Two Thursdays ago I received my PhD examination results. There are a range of levels from you are perfect, graduate now down to you are terrible beyond redemption. Do not pass Go, do not collect PhD.
I got the best level that a non-superhuman can get – pass subject to edits. This should be a happy thing. But after reading the feedback of my two examiners I ended up a teary mess, feeling like a total failure and seriously questioning my desire to become a scientist. Things like “I found the end result rather disapppointing” does do that to a person.
It seems like everytime I build up my self-confidence, someone comes along and rips it to shreds. I know that I’m not meant to take it personally but it’s so damn hard not to. I spent months putting all I had on my thesis and it turns out that wasn’t good enough. Why would anyone willingly put themselves through this? My respect for novelists has deepened considerably.
Some of the comments are so mean while others are too vague for me to understand.

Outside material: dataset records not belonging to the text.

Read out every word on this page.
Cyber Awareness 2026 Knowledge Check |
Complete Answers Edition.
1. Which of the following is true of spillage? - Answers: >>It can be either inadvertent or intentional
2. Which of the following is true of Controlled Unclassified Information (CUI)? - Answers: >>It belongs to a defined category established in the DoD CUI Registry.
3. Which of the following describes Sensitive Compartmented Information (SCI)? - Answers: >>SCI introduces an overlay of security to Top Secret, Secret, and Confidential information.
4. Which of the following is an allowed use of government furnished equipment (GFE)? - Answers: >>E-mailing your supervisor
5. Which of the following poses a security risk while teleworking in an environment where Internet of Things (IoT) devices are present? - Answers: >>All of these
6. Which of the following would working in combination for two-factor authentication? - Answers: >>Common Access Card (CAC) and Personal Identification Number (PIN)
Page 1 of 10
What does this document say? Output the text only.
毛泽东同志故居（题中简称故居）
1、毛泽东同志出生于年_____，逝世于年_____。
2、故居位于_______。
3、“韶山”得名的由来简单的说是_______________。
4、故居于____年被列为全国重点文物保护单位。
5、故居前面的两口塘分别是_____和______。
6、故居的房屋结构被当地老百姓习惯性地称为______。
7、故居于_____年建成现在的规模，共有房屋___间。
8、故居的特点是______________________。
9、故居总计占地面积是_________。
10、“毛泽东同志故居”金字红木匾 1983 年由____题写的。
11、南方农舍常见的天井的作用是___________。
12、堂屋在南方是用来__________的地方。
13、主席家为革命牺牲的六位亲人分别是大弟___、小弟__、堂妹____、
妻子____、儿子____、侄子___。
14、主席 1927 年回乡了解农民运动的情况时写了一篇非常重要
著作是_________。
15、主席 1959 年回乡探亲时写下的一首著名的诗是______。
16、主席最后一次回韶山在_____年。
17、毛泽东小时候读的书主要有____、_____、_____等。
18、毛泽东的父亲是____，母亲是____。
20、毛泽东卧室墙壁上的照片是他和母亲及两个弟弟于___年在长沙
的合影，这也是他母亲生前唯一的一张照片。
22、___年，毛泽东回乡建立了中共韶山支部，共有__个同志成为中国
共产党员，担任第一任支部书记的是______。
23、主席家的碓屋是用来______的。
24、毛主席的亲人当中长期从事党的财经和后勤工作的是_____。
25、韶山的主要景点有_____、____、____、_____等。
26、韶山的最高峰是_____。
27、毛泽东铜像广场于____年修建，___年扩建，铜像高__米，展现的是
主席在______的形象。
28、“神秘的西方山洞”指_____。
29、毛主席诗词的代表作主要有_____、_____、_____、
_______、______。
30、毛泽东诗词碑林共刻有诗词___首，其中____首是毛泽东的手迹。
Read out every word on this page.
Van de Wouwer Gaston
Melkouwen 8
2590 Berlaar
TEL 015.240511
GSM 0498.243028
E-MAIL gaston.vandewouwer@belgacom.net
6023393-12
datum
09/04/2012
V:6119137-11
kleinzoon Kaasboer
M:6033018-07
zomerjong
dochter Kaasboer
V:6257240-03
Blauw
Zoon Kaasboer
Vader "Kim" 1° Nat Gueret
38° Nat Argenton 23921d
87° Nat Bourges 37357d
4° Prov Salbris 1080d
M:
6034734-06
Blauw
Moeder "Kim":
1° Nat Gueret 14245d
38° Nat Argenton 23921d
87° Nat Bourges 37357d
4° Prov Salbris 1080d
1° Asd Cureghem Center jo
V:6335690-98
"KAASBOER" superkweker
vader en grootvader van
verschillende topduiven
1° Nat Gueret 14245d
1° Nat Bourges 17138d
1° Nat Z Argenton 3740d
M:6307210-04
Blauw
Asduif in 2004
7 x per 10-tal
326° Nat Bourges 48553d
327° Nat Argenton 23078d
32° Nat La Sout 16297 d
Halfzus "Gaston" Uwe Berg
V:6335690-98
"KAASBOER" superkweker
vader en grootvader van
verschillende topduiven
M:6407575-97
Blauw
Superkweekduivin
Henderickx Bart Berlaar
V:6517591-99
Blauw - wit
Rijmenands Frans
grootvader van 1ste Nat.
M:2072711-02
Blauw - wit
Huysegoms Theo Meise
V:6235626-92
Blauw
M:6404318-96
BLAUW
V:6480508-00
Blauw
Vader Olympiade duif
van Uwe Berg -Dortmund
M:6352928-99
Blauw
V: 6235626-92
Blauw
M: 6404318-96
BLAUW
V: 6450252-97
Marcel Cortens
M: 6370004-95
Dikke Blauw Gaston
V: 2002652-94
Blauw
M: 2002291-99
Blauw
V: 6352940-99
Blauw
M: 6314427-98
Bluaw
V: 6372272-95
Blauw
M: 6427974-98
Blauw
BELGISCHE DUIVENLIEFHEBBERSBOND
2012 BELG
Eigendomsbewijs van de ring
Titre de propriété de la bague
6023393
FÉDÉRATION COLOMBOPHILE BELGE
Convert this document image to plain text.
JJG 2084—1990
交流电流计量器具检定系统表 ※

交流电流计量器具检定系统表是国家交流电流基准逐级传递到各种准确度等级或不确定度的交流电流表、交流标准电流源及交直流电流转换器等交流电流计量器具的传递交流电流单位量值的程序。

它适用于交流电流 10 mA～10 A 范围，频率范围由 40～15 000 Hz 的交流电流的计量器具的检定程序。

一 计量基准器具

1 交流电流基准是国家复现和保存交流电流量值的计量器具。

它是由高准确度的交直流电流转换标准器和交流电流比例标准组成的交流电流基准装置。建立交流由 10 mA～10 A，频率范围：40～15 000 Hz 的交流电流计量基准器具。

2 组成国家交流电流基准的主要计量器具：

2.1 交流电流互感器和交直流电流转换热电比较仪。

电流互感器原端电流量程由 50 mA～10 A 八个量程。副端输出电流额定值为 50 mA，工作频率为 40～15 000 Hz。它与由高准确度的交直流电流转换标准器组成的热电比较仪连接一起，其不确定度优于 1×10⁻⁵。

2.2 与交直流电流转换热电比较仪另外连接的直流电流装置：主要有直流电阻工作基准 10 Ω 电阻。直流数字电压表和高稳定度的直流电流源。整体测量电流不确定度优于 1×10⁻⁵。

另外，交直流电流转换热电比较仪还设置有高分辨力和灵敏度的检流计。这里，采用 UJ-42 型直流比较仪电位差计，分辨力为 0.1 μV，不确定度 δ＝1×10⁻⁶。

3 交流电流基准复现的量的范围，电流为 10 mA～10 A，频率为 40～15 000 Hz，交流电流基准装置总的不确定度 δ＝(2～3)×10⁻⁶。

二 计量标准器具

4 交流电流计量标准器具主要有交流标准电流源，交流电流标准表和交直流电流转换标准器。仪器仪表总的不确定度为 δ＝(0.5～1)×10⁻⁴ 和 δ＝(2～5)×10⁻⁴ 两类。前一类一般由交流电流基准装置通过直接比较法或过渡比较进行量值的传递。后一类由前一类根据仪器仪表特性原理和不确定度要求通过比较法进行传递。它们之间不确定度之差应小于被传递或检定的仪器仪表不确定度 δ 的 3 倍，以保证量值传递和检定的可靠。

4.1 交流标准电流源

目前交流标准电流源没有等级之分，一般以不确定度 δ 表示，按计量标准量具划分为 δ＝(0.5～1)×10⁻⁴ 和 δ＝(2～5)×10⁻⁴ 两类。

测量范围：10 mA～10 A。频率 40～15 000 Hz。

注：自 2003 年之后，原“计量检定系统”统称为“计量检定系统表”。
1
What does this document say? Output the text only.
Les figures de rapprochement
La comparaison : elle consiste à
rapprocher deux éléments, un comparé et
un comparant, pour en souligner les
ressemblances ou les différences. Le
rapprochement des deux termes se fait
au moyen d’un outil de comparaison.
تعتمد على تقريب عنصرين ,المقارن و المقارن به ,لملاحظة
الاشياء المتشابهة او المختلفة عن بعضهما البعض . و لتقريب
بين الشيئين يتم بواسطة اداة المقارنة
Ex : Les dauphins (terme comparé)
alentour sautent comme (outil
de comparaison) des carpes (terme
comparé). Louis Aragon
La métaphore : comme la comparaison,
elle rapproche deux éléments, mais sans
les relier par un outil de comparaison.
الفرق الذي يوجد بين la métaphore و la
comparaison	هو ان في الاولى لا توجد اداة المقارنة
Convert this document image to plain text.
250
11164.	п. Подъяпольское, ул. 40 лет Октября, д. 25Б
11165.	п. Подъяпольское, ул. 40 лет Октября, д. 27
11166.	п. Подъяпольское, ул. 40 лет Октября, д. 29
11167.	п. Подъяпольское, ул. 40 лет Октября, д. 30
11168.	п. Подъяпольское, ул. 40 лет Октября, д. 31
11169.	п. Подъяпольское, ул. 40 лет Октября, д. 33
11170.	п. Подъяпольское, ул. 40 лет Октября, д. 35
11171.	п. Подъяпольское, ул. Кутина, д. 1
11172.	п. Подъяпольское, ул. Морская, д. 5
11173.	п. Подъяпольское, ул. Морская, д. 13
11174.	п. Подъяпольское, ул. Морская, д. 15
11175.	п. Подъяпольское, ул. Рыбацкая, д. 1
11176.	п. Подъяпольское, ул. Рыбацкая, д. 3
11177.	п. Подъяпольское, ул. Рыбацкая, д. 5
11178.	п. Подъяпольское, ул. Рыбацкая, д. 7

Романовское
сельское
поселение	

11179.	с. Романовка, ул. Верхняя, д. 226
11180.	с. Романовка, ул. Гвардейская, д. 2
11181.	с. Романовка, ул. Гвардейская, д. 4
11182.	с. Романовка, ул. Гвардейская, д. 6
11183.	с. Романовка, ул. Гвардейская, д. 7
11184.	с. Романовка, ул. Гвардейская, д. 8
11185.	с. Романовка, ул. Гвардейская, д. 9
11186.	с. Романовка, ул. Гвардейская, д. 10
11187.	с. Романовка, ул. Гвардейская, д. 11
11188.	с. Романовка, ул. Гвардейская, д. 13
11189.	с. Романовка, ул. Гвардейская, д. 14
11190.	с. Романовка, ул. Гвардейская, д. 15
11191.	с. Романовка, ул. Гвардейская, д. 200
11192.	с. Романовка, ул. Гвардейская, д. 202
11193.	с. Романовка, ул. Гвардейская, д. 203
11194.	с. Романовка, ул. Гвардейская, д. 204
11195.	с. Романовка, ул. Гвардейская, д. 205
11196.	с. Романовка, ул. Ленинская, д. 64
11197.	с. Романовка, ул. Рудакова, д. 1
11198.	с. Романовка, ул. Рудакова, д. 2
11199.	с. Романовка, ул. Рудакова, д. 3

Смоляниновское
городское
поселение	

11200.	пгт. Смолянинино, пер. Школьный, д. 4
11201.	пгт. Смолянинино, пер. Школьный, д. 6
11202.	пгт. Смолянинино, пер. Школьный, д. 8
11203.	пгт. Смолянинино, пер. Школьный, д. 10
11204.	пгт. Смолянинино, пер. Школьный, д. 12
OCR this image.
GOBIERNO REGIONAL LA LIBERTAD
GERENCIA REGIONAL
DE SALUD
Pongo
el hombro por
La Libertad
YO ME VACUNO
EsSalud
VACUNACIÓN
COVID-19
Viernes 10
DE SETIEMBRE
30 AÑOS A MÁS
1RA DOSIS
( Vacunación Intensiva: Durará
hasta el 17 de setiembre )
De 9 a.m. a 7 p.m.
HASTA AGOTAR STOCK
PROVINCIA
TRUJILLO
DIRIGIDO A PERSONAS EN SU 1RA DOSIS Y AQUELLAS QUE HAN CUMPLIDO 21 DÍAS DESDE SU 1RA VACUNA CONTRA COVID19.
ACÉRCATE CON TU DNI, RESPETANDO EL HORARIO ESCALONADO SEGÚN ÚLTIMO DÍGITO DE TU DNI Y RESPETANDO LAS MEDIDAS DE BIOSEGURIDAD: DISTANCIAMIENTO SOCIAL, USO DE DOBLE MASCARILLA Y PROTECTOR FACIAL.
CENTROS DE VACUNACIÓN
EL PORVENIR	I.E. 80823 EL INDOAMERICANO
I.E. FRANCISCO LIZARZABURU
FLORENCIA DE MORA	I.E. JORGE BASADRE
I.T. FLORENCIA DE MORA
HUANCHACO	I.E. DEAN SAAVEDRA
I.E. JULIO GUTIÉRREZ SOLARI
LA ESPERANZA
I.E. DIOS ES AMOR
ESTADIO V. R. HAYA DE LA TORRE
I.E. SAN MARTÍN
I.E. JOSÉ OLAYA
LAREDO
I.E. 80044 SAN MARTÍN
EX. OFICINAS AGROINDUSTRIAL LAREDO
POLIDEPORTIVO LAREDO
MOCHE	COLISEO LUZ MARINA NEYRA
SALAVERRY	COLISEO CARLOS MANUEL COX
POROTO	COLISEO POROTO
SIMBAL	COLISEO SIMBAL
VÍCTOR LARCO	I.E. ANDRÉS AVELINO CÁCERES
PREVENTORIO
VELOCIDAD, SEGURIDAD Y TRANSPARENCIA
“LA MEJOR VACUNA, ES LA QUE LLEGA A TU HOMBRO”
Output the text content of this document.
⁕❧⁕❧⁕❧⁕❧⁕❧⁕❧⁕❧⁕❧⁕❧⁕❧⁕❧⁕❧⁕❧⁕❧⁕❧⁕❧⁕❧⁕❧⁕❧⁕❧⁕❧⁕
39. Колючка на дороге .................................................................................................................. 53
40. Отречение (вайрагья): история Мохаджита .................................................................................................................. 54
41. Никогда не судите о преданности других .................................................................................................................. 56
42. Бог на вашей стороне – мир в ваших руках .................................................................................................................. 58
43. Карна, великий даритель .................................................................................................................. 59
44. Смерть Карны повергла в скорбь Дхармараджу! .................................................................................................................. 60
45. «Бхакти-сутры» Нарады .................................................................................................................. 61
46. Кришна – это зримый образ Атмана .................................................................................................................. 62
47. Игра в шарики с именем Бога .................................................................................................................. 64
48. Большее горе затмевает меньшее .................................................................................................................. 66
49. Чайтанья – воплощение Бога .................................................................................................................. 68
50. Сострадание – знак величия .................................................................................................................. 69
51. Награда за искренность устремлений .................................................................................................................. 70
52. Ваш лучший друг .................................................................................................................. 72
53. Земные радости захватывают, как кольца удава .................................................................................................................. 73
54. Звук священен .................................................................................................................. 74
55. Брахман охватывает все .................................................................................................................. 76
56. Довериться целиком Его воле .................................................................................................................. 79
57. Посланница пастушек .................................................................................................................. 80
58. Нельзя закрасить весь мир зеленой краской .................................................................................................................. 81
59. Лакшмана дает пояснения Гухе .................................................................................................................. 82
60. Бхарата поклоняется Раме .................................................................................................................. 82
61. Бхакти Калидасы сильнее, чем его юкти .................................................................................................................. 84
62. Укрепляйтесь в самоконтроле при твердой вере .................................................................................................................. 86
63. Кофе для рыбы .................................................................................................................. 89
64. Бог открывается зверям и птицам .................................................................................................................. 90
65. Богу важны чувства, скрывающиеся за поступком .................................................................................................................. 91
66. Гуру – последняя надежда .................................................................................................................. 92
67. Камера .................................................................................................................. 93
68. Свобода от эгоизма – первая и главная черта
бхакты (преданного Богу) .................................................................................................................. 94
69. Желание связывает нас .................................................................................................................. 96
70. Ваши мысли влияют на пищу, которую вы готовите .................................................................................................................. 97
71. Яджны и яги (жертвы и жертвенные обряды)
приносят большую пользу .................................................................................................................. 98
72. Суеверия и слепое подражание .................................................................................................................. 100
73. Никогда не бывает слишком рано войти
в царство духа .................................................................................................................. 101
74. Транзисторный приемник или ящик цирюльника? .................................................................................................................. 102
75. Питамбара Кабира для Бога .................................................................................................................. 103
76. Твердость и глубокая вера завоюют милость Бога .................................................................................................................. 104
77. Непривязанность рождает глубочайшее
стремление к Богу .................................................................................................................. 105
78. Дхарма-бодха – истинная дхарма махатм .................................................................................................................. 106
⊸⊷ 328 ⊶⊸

Not helpful at all.
One of the examiner’s general comments gives me the impression that my writing skills suck (which is true, I’ll admit that) but then only provided specific feedback on my writing for the first chapter and ignores the other chapters. That is so damn frustrating. Even if I had the ability to see where I needed to put in topic sentences or do whatever, I still wouldn’t be able to because I’m only permitted to make changes based directly on the examiner feedback, not just guess what the examiner wanted.
Despite my ranting to anyone who’ll listen to me, I’m doing ok. I’ve managed to make all the changes for one chapter in a week. There are two more chapters that I think will only take about a week each. But then there are two chapters that apparantly need to be completely rewritten (one of which I’m meant to be turning into a paper to publish. Bye bye confidence). And I have to do more analyses (although the guy doesn’t like my analytical method, he doesn’t quite tell what he wants me to do) which might take a few months to run.
Take a wild guess what I’ll be doing over Christmas?